What do you think? Will PM disrupt or enhance healthcare delivery?

  1. April 20, 2012 at 11:53 am

    I do not even know how I ended up here, but I thought this post was amazing. I do not know who you are but certainly you’re going to a famous blogger if you are not already ;) I suggest you add new articles related with “asthma” maybe could be a good idea but don’t worry you have a wonderful blog my bro. Cheers!

  2. Wade Goolishian, MD
    April 9, 2012 at 12:35 pm

    When asked by engineers, I explain my anesthesiologist’s role as the interface between extremely dangerous technology and organic decision making. I believe our gains in patient safety have resulted from improved decision making more than newer anesthetic agents. The goal has always been to individualize the treatment to the patient but I fear economic pressures may influence this in another direction. Computer generated algorithms may be a good thing if they guide physicians to best practices. I say “may” because best practices are often temporal and ‘cupping and bleeding’ as well as ‘brandy down the throat’ were also best practices once. My fear is that if these best practices are dominated solely by cost considerations, we will individualize the care plan using a cost saving algorithm and fit the patient to that rather than the other way around. I know there must unfortunately be a balance between what we can do and the cost, but I prefer organic decision making to weigh the difference.

  3. April 9, 2012 at 12:33 pm

    Interesting medical and ethical issues, which will be interesting to monitor in times to come.

    • February 1, 2013 at 4:13 pm

      Dems are willing to take anyihtng at all if it is called health reform’ without reading it for themselves.

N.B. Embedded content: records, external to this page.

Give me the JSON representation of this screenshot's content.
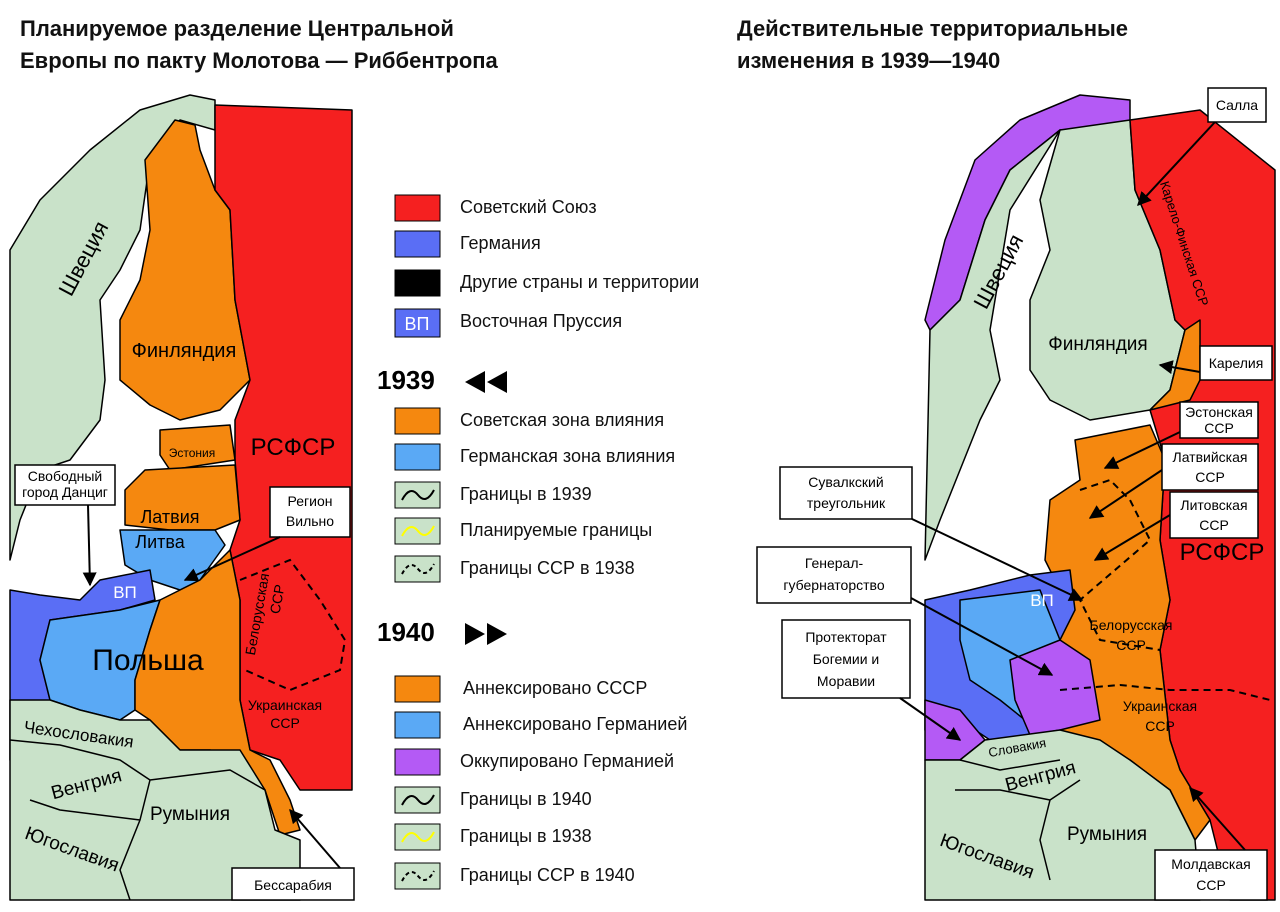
{
  "left_map": {
    "title_lines": [
      "Планируемое разделение Центральной",
      "Европы по пакту Молотова — Риббентропа"
    ],
    "labels": {
      "sweden": "Швеция",
      "finland": "Финляндия",
      "estonia": "Эстония",
      "latvia": "Латвия",
      "lithuania": "Литва",
      "east_prussia": "ВП",
      "poland": "Польша",
      "rsfsr": "РСФСР",
      "belarus_lines": [
        "Белорусская",
        "ССР"
      ],
      "ukraine_lines": [
        "Украинская",
        "ССР"
      ],
      "czechoslovakia": "Чехословакия",
      "hungary": "Венгрия",
      "romania": "Румыния",
      "yugoslavia": "Югославия"
    },
    "callouts": {
      "danzig": [
        "Свободный",
        "город Данциг"
      ],
      "vilno": [
        "Регион",
        "Вильно"
      ],
      "bessarabia": [
        "Бессарабия"
      ]
    }
  },
  "right_map": {
    "title_lines": [
      "Действительные территориальные",
      "изменения в 1939—1940"
    ],
    "labels": {
      "sweden": "Швеция",
      "finland": "Финляндия",
      "karelo_finnish": "Карело-Финская ССР",
      "rsfsr": "РСФСР",
      "east_prussia": "ВП",
      "belarus_lines": [
        "Белорусская",
        "ССР"
      ],
      "ukraine_lines": [
        "Украинская",
        "ССР"
      ],
      "slovakia": "Словакия",
      "hungary": "Венгрия",
      "romania": "Румыния",
      "yugoslavia": "Югославия"
    },
    "callouts": {
      "salla": [
        "Салла"
      ],
      "karelia": [
        "Карелия"
      ],
      "estonia": [
        "Эстонская",
        "ССР"
      ],
      "latvia": [
        "Латвийская",
        "ССР"
      ],
      "lithuania": [
        "Литовская",
        "ССР"
      ],
      "suwalki": [
        "Сувалкский",
        "треугольник"
      ],
      "general_government": [
        "Генерал-",
        "губернаторство"
      ],
      "protectorate": [
        "Протекторат",
        "Богемии и",
        "Моравии"
      ],
      "moldavia": [
        "Молдавская",
        "ССР"
      ]
    }
  },
  "legend": {
    "items": [
      "Советский Союз",
      "Германия",
      "Другие страны и территории",
      "Восточная Пруссия"
    ],
    "swatch_text": "ВП",
    "section_1939": {
      "title": "1939",
      "items": [
        "Советская зона влияния",
        "Германская зона влияния",
        "Границы в 1939",
        "Планируемые границы",
        "Границы ССР в 1938"
      ]
    },
    "section_1940": {
      "title": "1940",
      "items": [
        "Аннексировано СССР",
        "Аннексировано Германией",
        "Оккупировано Германией",
        "Границы в 1940",
        "Границы в 1938",
        "Границы ССР в 1940"
      ]
    }
  }
}
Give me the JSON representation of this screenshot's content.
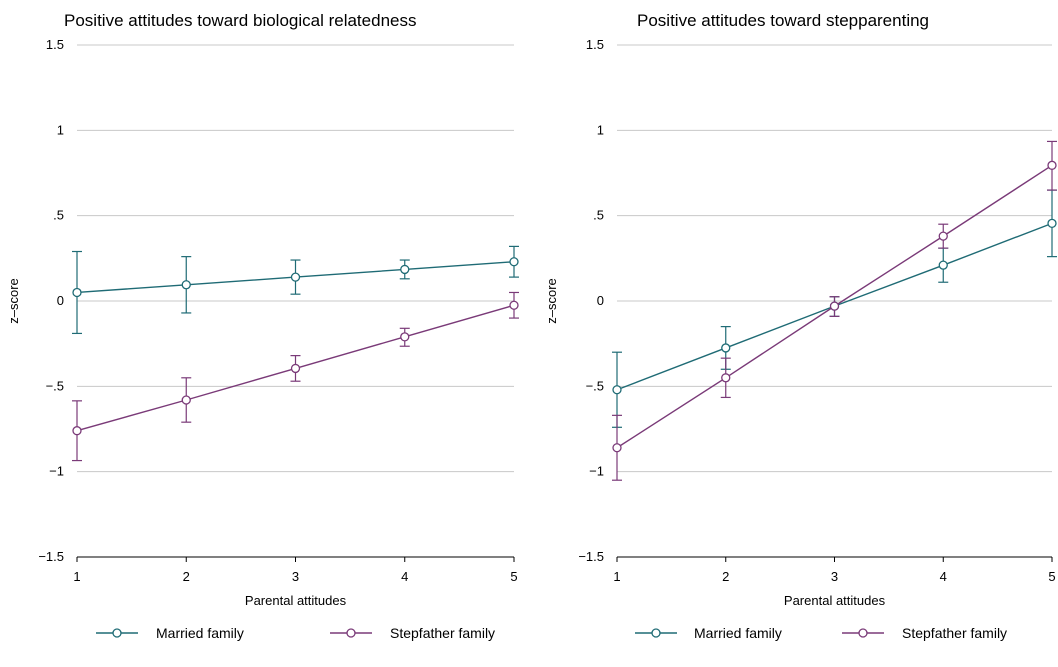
{
  "chart_data": [
    {
      "type": "line",
      "title": "Positive attitudes toward biological relatedness",
      "xlabel": "Parental attitudes",
      "ylabel": "z–score",
      "x": [
        1,
        2,
        3,
        4,
        5
      ],
      "xticks": [
        "1",
        "2",
        "3",
        "4",
        "5"
      ],
      "ylim": [
        -1.5,
        1.5
      ],
      "yticks": [
        {
          "value": 1.5,
          "label": "1.5"
        },
        {
          "value": 1,
          "label": "1"
        },
        {
          "value": 0.5,
          "label": ".5"
        },
        {
          "value": 0,
          "label": "0"
        },
        {
          "value": -0.5,
          "label": "−.5"
        },
        {
          "value": -1,
          "label": "−1"
        },
        {
          "value": -1.5,
          "label": "−1.5"
        }
      ],
      "grid": true,
      "legend_position": "bottom",
      "series": [
        {
          "name": "Married family",
          "color": "#1f6b75",
          "values": [
            0.05,
            0.095,
            0.14,
            0.185,
            0.23
          ],
          "ci_low": [
            -0.19,
            -0.07,
            0.04,
            0.13,
            0.14
          ],
          "ci_high": [
            0.29,
            0.26,
            0.24,
            0.24,
            0.32
          ]
        },
        {
          "name": "Stepfather family",
          "color": "#7a3a78",
          "values": [
            -0.76,
            -0.58,
            -0.395,
            -0.21,
            -0.025
          ],
          "ci_low": [
            -0.935,
            -0.71,
            -0.47,
            -0.265,
            -0.1
          ],
          "ci_high": [
            -0.585,
            -0.45,
            -0.32,
            -0.16,
            0.05
          ]
        }
      ]
    },
    {
      "type": "line",
      "title": "Positive attitudes toward stepparenting",
      "xlabel": "Parental attitudes",
      "ylabel": "z–score",
      "x": [
        1,
        2,
        3,
        4,
        5
      ],
      "xticks": [
        "1",
        "2",
        "3",
        "4",
        "5"
      ],
      "ylim": [
        -1.5,
        1.5
      ],
      "yticks": [
        {
          "value": 1.5,
          "label": "1.5"
        },
        {
          "value": 1,
          "label": "1"
        },
        {
          "value": 0.5,
          "label": ".5"
        },
        {
          "value": 0,
          "label": "0"
        },
        {
          "value": -0.5,
          "label": "−.5"
        },
        {
          "value": -1,
          "label": "−1"
        },
        {
          "value": -1.5,
          "label": "−1.5"
        }
      ],
      "grid": true,
      "legend_position": "bottom",
      "series": [
        {
          "name": "Married family",
          "color": "#1f6b75",
          "values": [
            -0.52,
            -0.275,
            -0.03,
            0.21,
            0.455
          ],
          "ci_low": [
            -0.74,
            -0.4,
            -0.09,
            0.11,
            0.26
          ],
          "ci_high": [
            -0.3,
            -0.15,
            0.025,
            0.31,
            0.65
          ]
        },
        {
          "name": "Stepfather family",
          "color": "#7a3a78",
          "values": [
            -0.86,
            -0.45,
            -0.03,
            0.38,
            0.795
          ],
          "ci_low": [
            -1.05,
            -0.565,
            -0.09,
            0.31,
            0.65
          ],
          "ci_high": [
            -0.67,
            -0.335,
            0.025,
            0.45,
            0.935
          ]
        }
      ]
    }
  ]
}
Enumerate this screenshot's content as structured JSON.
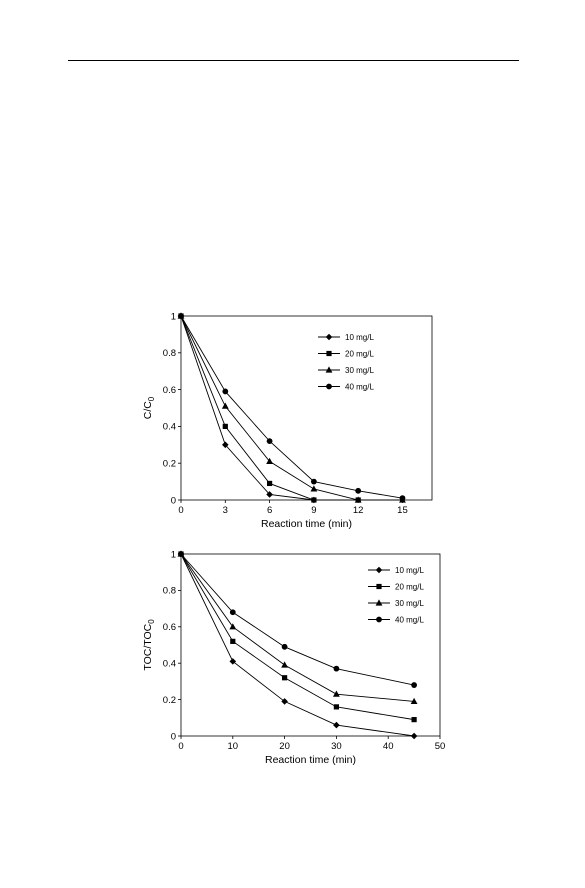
{
  "chart_data": [
    {
      "type": "line",
      "xlabel": "Reaction time (min)",
      "ylabel_main": "C/C",
      "ylabel_sub": "0",
      "x": [
        0,
        3,
        6,
        9,
        12,
        15
      ],
      "xlim": [
        0,
        17
      ],
      "ylim": [
        0,
        1
      ],
      "xticks": [
        0,
        3,
        6,
        9,
        12,
        15
      ],
      "yticks": [
        0,
        0.2,
        0.4,
        0.6,
        0.8,
        1
      ],
      "grid": false,
      "legend_position": "top-right",
      "series": [
        {
          "name": "10 mg/L",
          "marker": "diamond",
          "values": [
            1,
            0.3,
            0.03,
            0.0,
            null,
            null
          ]
        },
        {
          "name": "20 mg/L",
          "marker": "square",
          "values": [
            1,
            0.4,
            0.09,
            0.0,
            0.0,
            null
          ]
        },
        {
          "name": "30 mg/L",
          "marker": "triangle",
          "values": [
            1,
            0.51,
            0.21,
            0.06,
            0.0,
            0.0
          ]
        },
        {
          "name": "40 mg/L",
          "marker": "circle",
          "values": [
            1,
            0.59,
            0.32,
            0.1,
            0.05,
            0.01
          ]
        }
      ]
    },
    {
      "type": "line",
      "xlabel": "Reaction time (min)",
      "ylabel_main": "TOC/TOC",
      "ylabel_sub": "0",
      "x": [
        0,
        10,
        20,
        30,
        45
      ],
      "xlim": [
        0,
        50
      ],
      "ylim": [
        0,
        1
      ],
      "xticks": [
        0,
        10,
        20,
        30,
        40,
        50
      ],
      "yticks": [
        0,
        0.2,
        0.4,
        0.6,
        0.8,
        1
      ],
      "grid": false,
      "legend_position": "top-right",
      "series": [
        {
          "name": "10 mg/L",
          "marker": "diamond",
          "values": [
            1,
            0.41,
            0.19,
            0.06,
            0.0
          ]
        },
        {
          "name": "20 mg/L",
          "marker": "square",
          "values": [
            1,
            0.52,
            0.32,
            0.16,
            0.09
          ]
        },
        {
          "name": "30 mg/L",
          "marker": "triangle",
          "values": [
            1,
            0.6,
            0.39,
            0.23,
            0.19
          ]
        },
        {
          "name": "40 mg/L",
          "marker": "circle",
          "values": [
            1,
            0.68,
            0.49,
            0.37,
            0.28
          ]
        }
      ]
    }
  ]
}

Republicans and independents aren’t.The government has no Constituitonal power to force 300 million people to enrich insurance companies and big Pharma by being required to purchase sucky policies they would never have chosen for themselves. And medicare being cut $500 billion just as those who paid in all their lives get up to the point of needing the expensive care shows precisely why government should not be trusted with our health care.The question is, why on earth do Dems who know what is in the bill want it to be passed?And most PEOPLE I know don’t care about government run option’ in the scheme of things. Once government has designed the sucky policy and limited our choices to what we can get, and shielded the committee deciding what is cost effective’ enough to be given out as health care, and drastically raised the premiums, it is little matter who administers the sucky policy.Who protects us from our government? At least now we can sue insurers.

  4. April 6, 2012 at 6:01 pm

    Fascinating internet web site. I saved to bookmarks . 999856

  1. May 4, 2012 at 4:00 pm
  2. April 27, 2012 at 3:22 pm
  3. April 25, 2012 at 5:49 pm
  4. April 9, 2012 at 6:42 pm
  5. April 6, 2012 at 8:57 pm

Leave a Reply

Fill in your details below or click an icon to log in:

WordPress.com Logo

You are commenting using your WordPress.com account. Log Out / Change )

Twitter picture

You are commenting using your Twitter account. Log Out / Change )

Facebook photo

You are commenting using your Facebook account. Log Out / Change )

Google+ photo

You are commenting using your Google+ account. Log Out / Change )

Connecting to %s

Follow

Get every new post delivered to your Inbox.